/MV3D

The Implementation based on previous work by BostonDidi Team, completed most of the work that was left unfinished before.

Primary LanguageJupyter Notebook

Modification

  • The data loader are changed and make it can be tested on KITTI-3D detection dataset.
  • Front stream of MV3D are implemented in this repository.
  • New data augmentor are implemented from scratch here, include Scale, Translate and Flip.
  • Deep fusion method which mentioned in their paper are implemented here.
  • New evaluation related codes are added here.
  • The ROI-Pooling and NMS related compile configuration files are changed here inorder to adapt 30-series and 10-series graphics cards.

Final outcome

Since here just half size of BEV(a lower resolution) are used for better efficiency and the original half-channel Imagenet pretrain weight cannot be obtained here, we still have some gap compared with the AP in the paper, but this is the nearest AP which are open sourced so far. Considering it's a paper published 6 years ago, all AP are calculated under 0.5 IOU

The training here is performed on a single RTX3090. Here we use all augmentation method mentioned above with Adam, lr=0.001 for 100k iteration and 1/10 lr for 20k iteration finetune.

training time CarR40@Easy CarR40@Moderate CarR40@Hard
Paper not mentioned 96.02 89.05 88.38
This repository ~12 hours 90.51 88.48 79.87

Key Dependency

  • 10/30 series card are better as they tested for compile the CUDA codes.
  • TensorFlow 1.15.4 by Nvidia are needed.
  • GCC 7.5.0 and G++ 8.4.0.
  • Please check the env.yaml for detailed information.

File Structure

Please refer to the Readme.md of bostondidi for detailed way to organize the files.
After that, please change the following line to your own dictionary to the first layer folder of dataset.

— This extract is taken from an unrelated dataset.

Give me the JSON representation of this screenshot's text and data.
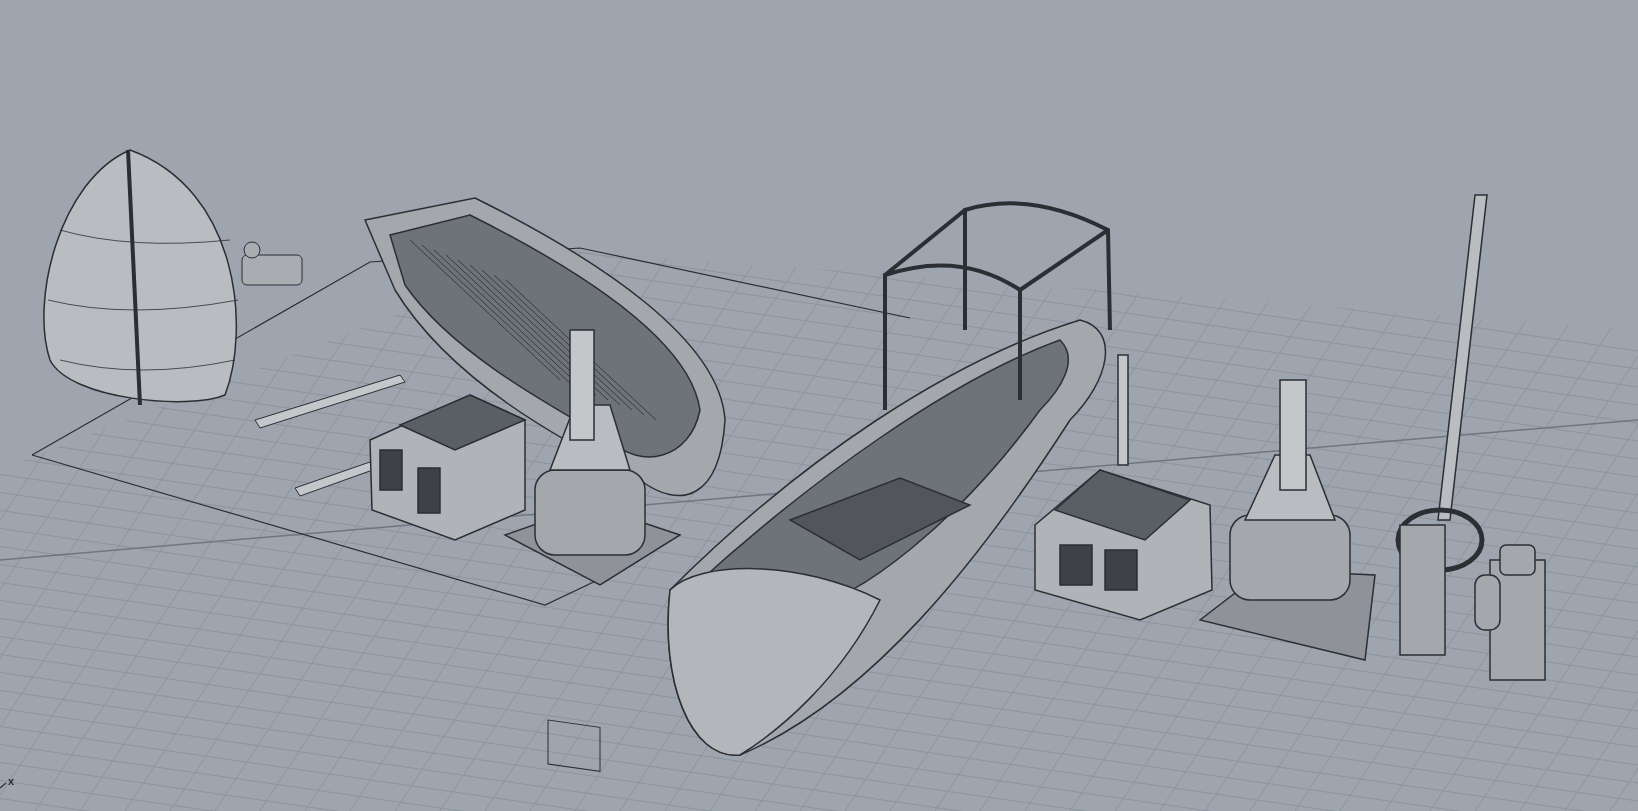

__C.RAW_DATA_SETS_DIR = '/media/tianranliu/HC310-4T/KITTI/3D-Object' # src/config.py

Training steps

If you are using 3090, no change need to run the codes. However, for other types of cards, please refer the NVIDIA Graphic Card CUDA capabilities and change the figure after 'SM' in the 'src/net/lib/' folder.

# Which CUDA capabilities do we want to pre-build for?
# https://developer.nvidia.com/cuda-gpus
#   Compute/shader model   Cards
#   6.1		           Titan X so CUDA_MODEL = 61
#   8.6                    RTX 3090
CUDA_MODELS=30 35 37 52 60 61

For training, you need to provide iteration and tags as following, basically we need all parts of network, so in -t, all parts of subnetwork, you can also modifiy the name of it in line 28 of mv3d_net.py.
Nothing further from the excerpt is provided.